Interview – Laurence Voïta
Rencontre avec Laurence Voïta !
Gagnante du Prix du Polar Romand en 2021 avec Au point 1230, Laurence Voïta a su se faire un nom dans le monde des enquêtes policières suisses. Déjà scénariste et dramaturge, l’écrivaine vaudoise aime se frotter à des styles bien différents, preuve en est cette année avec la publication de La Gingolaise, un récit hybride très réussi, alliant réalité historique et fiction…
Bonjour Laurence ! En guise d’introduction, pourriez-vous s’il vous plaît vous présenter pour celles et ceux qui vous découvrent aujourd’hui ?
Bonjour Rebecca et tout d’abord merci de l’intérêt que vous portez à mes romans. Avant de me consacrer à l’écriture, j’ai enseigné le français et l’histoire de l’art au Gymnase de Burier. Et avant cela encore – il y a longtemps maintenant puisque c’était carrément au siècle dernier ! –, j’ai travaillé à la promotion de spectacles et de films. J’ai aussi dirigé pendant quelques années la Fondation vaudoise pour le cinéma que j’ai contribué à créer, avec des cinéastes de l’époque parmi lesquels Yves Yersin, Jean-François Amiguet et Frédéric Gonseth dont j’apprécie aujourd’hui encore beaucoup les films documentaires qu’il réalise avec sa femme Catherine Azad.

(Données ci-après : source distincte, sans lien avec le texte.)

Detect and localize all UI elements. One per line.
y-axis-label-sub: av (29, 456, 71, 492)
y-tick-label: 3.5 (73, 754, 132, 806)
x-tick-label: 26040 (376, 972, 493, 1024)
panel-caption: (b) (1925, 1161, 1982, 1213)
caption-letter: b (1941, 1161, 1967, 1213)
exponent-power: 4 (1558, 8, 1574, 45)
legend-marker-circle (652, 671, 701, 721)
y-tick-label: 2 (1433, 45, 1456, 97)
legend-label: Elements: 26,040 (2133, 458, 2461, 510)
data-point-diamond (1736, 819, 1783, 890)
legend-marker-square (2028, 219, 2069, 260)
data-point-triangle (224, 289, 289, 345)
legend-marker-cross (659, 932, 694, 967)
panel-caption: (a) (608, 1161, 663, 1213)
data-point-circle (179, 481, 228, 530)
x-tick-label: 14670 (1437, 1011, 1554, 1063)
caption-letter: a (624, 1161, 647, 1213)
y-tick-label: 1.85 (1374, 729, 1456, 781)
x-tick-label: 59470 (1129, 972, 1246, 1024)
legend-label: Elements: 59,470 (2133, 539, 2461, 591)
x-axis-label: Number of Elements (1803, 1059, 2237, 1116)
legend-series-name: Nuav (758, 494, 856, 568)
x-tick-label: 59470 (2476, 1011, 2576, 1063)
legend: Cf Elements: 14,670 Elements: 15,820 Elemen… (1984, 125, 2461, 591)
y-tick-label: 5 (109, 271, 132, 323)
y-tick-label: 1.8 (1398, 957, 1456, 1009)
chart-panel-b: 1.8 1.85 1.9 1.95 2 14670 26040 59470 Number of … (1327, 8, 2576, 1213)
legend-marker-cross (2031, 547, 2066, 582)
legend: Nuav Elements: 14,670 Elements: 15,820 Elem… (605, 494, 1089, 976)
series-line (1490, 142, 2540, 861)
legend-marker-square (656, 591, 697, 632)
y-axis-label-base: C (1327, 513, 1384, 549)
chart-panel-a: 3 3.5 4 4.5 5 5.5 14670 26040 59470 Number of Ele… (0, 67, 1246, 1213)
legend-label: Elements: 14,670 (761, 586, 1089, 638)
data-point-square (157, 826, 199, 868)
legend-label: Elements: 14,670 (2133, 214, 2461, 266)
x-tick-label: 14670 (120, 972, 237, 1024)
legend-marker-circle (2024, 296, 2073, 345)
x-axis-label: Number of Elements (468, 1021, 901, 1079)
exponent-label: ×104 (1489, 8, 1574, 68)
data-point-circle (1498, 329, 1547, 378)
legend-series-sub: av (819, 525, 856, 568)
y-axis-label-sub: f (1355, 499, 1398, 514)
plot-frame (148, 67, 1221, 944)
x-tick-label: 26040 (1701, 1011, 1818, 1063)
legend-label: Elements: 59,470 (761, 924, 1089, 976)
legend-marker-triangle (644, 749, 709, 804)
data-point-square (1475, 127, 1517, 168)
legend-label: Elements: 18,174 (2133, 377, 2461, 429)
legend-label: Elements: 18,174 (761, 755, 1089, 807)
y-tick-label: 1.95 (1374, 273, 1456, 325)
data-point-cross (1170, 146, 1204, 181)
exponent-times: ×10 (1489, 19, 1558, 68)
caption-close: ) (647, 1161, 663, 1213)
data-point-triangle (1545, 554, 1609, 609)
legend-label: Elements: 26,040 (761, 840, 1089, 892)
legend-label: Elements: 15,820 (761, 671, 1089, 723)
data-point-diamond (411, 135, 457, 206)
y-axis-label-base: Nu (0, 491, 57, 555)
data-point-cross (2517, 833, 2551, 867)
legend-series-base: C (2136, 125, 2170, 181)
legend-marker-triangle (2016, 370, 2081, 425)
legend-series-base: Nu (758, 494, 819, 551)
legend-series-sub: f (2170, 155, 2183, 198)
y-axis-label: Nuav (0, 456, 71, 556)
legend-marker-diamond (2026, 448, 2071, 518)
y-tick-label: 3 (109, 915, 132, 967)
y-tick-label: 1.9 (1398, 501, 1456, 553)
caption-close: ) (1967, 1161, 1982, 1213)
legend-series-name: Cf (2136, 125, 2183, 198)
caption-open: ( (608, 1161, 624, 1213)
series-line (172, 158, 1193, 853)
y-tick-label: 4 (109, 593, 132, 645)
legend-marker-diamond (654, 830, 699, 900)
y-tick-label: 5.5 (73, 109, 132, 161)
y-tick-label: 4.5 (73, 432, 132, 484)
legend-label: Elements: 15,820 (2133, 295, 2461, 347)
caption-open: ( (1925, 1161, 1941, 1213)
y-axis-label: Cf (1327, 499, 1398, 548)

J’ai aimé enseigner jusqu’à la dernière heure de cours que j’ai donnée, une année avant l’âge officiel de la retraite (64 ans à l’époque) et maintenant j’aime infiniment aussi ma nouvelle vie : je me lève très tôt, j’écris le matin. L’après-midi j’ai du temps pour marcher en montagne ou dans la forêt avec mes chiens, me mettre à genoux devant mes plates-bandes de rosiers ou tailler mes fruitiers, observer les quinze espèces d’oiseaux que j’ai dénombrées dans le jardin, et puis passer du temps avec mes petits-fils et mes amis.
Votre sixième roman, La Gingolaise, sorti en mars aux Editions Favre, retrace le destin d’une femme soldat au XVIIIe siècle. Comment cette héroïne est-elle entrée dans votre vie ?
Elle y est entrée par hasard et je pourrais presque dire par effraction. En faisant des recherches sur le 18ème siècle en Suisse romande, pour « habiller » une nouvelle que j’étais en train d’écrire, je suis tombée sur quelques lignes dans un article qui s’intitulait «Les Suisses au service de l’Espagne » par le colonel Repond paru en 1923. Il y était mentionné (pp 177-178) :
« La campagne de Minorque rappelée dans l’aperçu historique ci-dessus fut marquée par un incident qui causa quelque émotion à Port Mahon. Le 26 décembre 1781, au siège du fort Saint-Philippe, un boulet anglais blessait grièvement un jeune soldat du régiment Betschart, qui, amené à l’hôpital, y mourut le lendemain. Or, il se découvrit que ce soldat était une Valaisanne, engagée à dix-sept ans sous le nom de Charles Garain, fils de Pierre Willie, de St-Gingolph.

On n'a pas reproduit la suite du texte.